Breath in. Out. Pull up.

"Of course. He was invading my mind. He wanted to possess me."

"Ah, Sith possession. Never gets old."

I hung by my arms.

"That happen often?"

"Too often."

I returned to pulling my body up to the bar.

"He tried to make me think he was Revan. Saying he knew why…I fell to the dark side. I believed him at first but then I realized…Revan wouldn't have cared to tell me how he fell. Kun shouldn't bother anyone anymore though."

"Oh?"

"I destroyed an altar. That's what he was using to manifest as a spirit apparition. He more than likely used the lives of the corpses surrounding that altar to tie himself down."

"Hmm, you seem to know a lot about this."

"It's obvious." Was it? I let myself hang again. Or had Revan known that and I just…spat it out like it was nothing? I caught Jolee's gaze. "He wanted me to spill my blood on it in some ritual, so it had to be important."

"Sith rituals…" Jolee's eyes became dark. "I saw some during the war with Kun. Nasty things—the Sith would sacrifice children to try to enhance their strength, heal their wounds, prolong life. It failed, thankfully, but..."

My breath ramped up as reality hit me. Revan had used some rituals like that, I'm sure. What sort of rituals? Who had he sacrificed to strengthen himself? Had he killed innocents? Worse, children? My fingers felt slippery on the bar. I regripped the cold metal.

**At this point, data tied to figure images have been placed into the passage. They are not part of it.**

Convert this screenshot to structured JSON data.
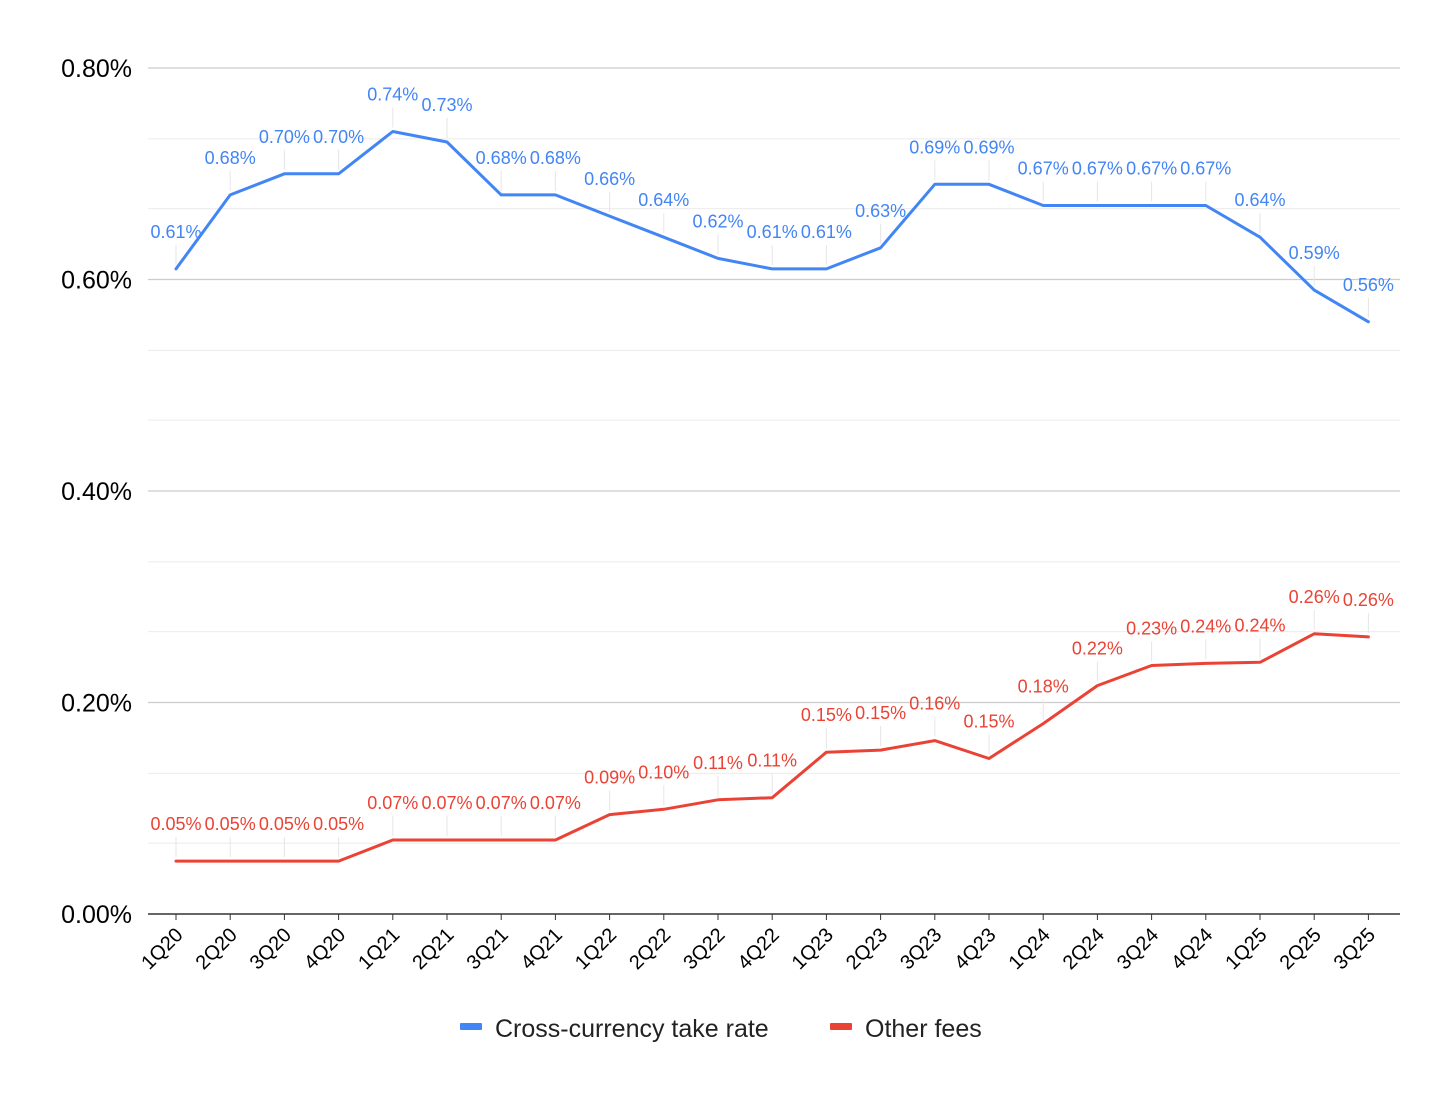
{
  "chart_data": {
    "type": "line",
    "categories": [
      "1Q20",
      "2Q20",
      "3Q20",
      "4Q20",
      "1Q21",
      "2Q21",
      "3Q21",
      "4Q21",
      "1Q22",
      "2Q22",
      "3Q22",
      "4Q22",
      "1Q23",
      "2Q23",
      "3Q23",
      "4Q23",
      "1Q24",
      "2Q24",
      "3Q24",
      "4Q24",
      "1Q25",
      "2Q25",
      "3Q25"
    ],
    "series": [
      {
        "name": "Cross-currency take rate",
        "color": "#4285f4",
        "values": [
          0.61,
          0.68,
          0.7,
          0.7,
          0.74,
          0.73,
          0.68,
          0.68,
          0.66,
          0.64,
          0.62,
          0.61,
          0.61,
          0.63,
          0.69,
          0.69,
          0.67,
          0.67,
          0.67,
          0.67,
          0.64,
          0.59,
          0.56
        ],
        "labels": [
          "0.61%",
          "0.68%",
          "0.70%",
          "0.70%",
          "0.74%",
          "0.73%",
          "0.68%",
          "0.68%",
          "0.66%",
          "0.64%",
          "0.62%",
          "0.61%",
          "0.61%",
          "0.63%",
          "0.69%",
          "0.69%",
          "0.67%",
          "0.67%",
          "0.67%",
          "0.67%",
          "0.64%",
          "0.59%",
          "0.56%"
        ]
      },
      {
        "name": "Other fees",
        "color": "#ea4335",
        "values": [
          0.05,
          0.05,
          0.05,
          0.05,
          0.07,
          0.07,
          0.07,
          0.07,
          0.094,
          0.099,
          0.108,
          0.11,
          0.153,
          0.155,
          0.164,
          0.147,
          0.18,
          0.216,
          0.235,
          0.237,
          0.238,
          0.265,
          0.262
        ],
        "labels": [
          "0.05%",
          "0.05%",
          "0.05%",
          "0.05%",
          "0.07%",
          "0.07%",
          "0.07%",
          "0.07%",
          "0.09%",
          "0.10%",
          "0.11%",
          "0.11%",
          "0.15%",
          "0.15%",
          "0.16%",
          "0.15%",
          "0.18%",
          "0.22%",
          "0.23%",
          "0.24%",
          "0.24%",
          "0.26%",
          "0.26%"
        ]
      }
    ],
    "ylim": [
      0,
      0.8
    ],
    "yticks": [
      {
        "value": 0.0,
        "label": "0.00%"
      },
      {
        "value": 0.2,
        "label": "0.20%"
      },
      {
        "value": 0.4,
        "label": "0.40%"
      },
      {
        "value": 0.6,
        "label": "0.60%"
      },
      {
        "value": 0.8,
        "label": "0.80%"
      }
    ],
    "minor_gridlines": [
      0.067,
      0.133,
      0.267,
      0.333,
      0.467,
      0.533,
      0.667,
      0.733
    ],
    "grid": true,
    "legend_position": "bottom",
    "title": "",
    "xlabel": "",
    "ylabel": ""
  }
}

Was the strength I was using now…had it been at the cost of others?

"Kid?"

I shook awake then pulled myself up again.

"I'm fine."

That was the past. What matters is now.

"I hadn't asked…" Jolee sighed. "It's hard facing your past but you will face it. You will see your worst on Korriban. You can't push us away now—you'll need our support to pull through. Our help."

"I know." I finally dropped to the ground. No longer distracted. "I know…I…" I met his worried gaze. "Thank you, Jolee. It's…you're right. It's hard. Revan wasn't…I'm not a good person."

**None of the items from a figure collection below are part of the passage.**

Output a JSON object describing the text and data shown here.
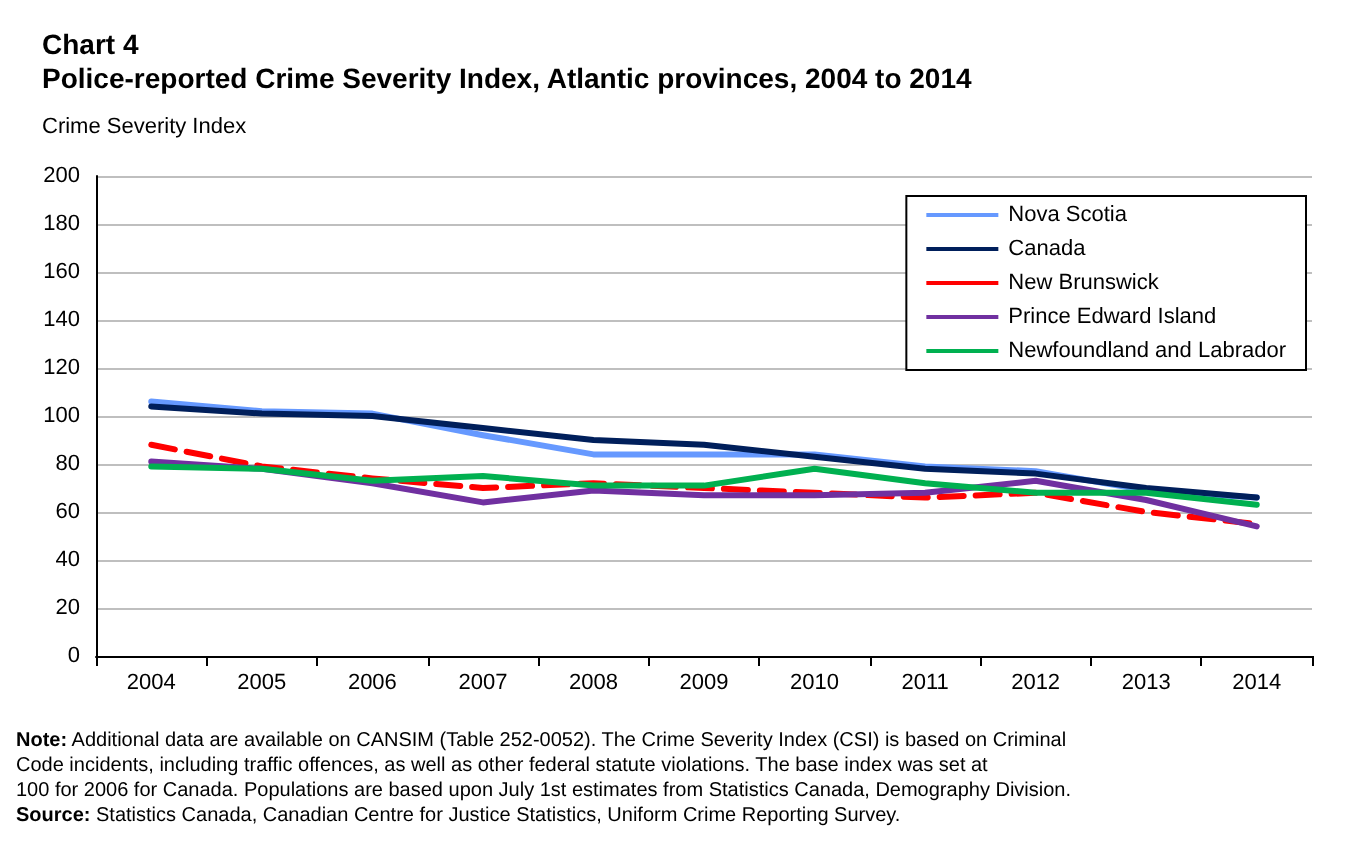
{
  "chart_data": {
    "type": "line",
    "title": "Chart 4",
    "subtitle": "Police-reported Crime Severity Index, Atlantic provinces, 2004 to 2014",
    "ylabel": "Crime Severity Index",
    "categories": [
      "2004",
      "2005",
      "2006",
      "2007",
      "2008",
      "2009",
      "2010",
      "2011",
      "2012",
      "2013",
      "2014"
    ],
    "series": [
      {
        "name": "Nova Scotia",
        "color": "#6699ff",
        "values": [
          106,
          102,
          101,
          92,
          84,
          84,
          84,
          79,
          77,
          69,
          66
        ]
      },
      {
        "name": "Canada",
        "color": "#001f5b",
        "values": [
          104,
          101,
          100,
          95,
          90,
          88,
          83,
          78,
          76,
          70,
          66
        ]
      },
      {
        "name": "New Brunswick",
        "color": "#ff0000",
        "line_style": "dashed",
        "values": [
          88,
          79,
          74,
          70,
          72,
          70,
          68,
          66,
          68,
          60,
          55
        ]
      },
      {
        "name": "Prince Edward Island",
        "color": "#7030a0",
        "values": [
          81,
          78,
          72,
          64,
          69,
          67,
          67,
          68,
          73,
          65,
          54
        ]
      },
      {
        "name": "Newfoundland and Labrador",
        "color": "#00b050",
        "values": [
          79,
          78,
          73,
          75,
          71,
          71,
          78,
          72,
          68,
          68,
          63
        ]
      }
    ],
    "ylim": [
      0,
      200
    ],
    "yticks": [
      0,
      20,
      40,
      60,
      80,
      100,
      120,
      140,
      160,
      180,
      200
    ],
    "grid": "y",
    "legend": "top right",
    "marker": "none",
    "annotations": [
      "Note: Additional data are available on CANSIM (Table 252-0052). The Crime Severity Index (CSI) is based on Criminal Code incidents, including traffic offences, as well as other federal statute violations. The base index was set at 100 for 2006 for Canada. Populations are based upon July 1st estimates from Statistics Canada, Demography Division.",
      "Source: Statistics Canada, Canadian Centre for Justice Statistics, Uniform Crime Reporting Survey."
    ]
  }
}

"Hmm, well, you weren't a good person, I would agree with you on that. But here's the thing, kid." He smiled. "People change."

I shook my head. "I changed because of what the Jedi did to me, Jolee."

"Huh. I vaguely remember you killed a Czerka troop in cold blood when we first met. Not very Jedi-like—I wouldn't think the Council would want you to do that. Oh, and were the Jedi around when you helped the Wookiees? Helped Sunry? Saved the kolto? It seemed to me like you made the choice to help yourself."

"I only helped Sunry because he was going to trial without an Arbiter. Wes never had an Arbiter."

"Neither did Revan."

My mouth snapped shut. What he said was true. I doubted they put Revan on trial…they couldn't since they wanted to keep his survival a secret. Then what had been that feeling? Had it been Wes? Or Revan?

"Sorry. Didn't mean to make you go back to thinking." The old man huffed. "What the Jedi did was dubious, of course, but…your choices have been your own after that. After all, if they really wanted to enslave you to them, well, they would have brainwashed you to be a loyal Jedi or a soldier. Someone they could control."

"They tried." A piercing headache. I blinked away the pain as I held my forehead. "T-They wanted…they tried to make me a soldier." The memories of my mentor, from the brief flash of what they did, pierced my brain. "I wouldn't…couldn't let them control me."

Jolee didn't speak for a long time.

"So then, perhaps, maybe, a little bit of Revan has been with us all along." I took my hand off my forehead so that I could stare at the old man again. "And maybe that means a little bit of Revan has changed."

I frowned then stared down at my feet.

"That almost sounded…optimistic."

"Huh, it did, didn't it?" Jolee chuckled. "Who knows maybe even an old man like me can change…" He stood while cracking his bones with a groan. "Come on—let's eat. Need to be in good health before we arrive on Korriban tomorrow."

I sunk back at the thought. Korriban. The Sith world. There I would be tested for sure. If Revan did come back, either if something triggered my memory or worse, I hoped that he would at least care about everyone on the Ebon Hawk. Enough to...not kill them. Because I couldn't stand the thought of them dying. If there was a piece, a small fragment of Revan in me still, then I had to believe he would know that.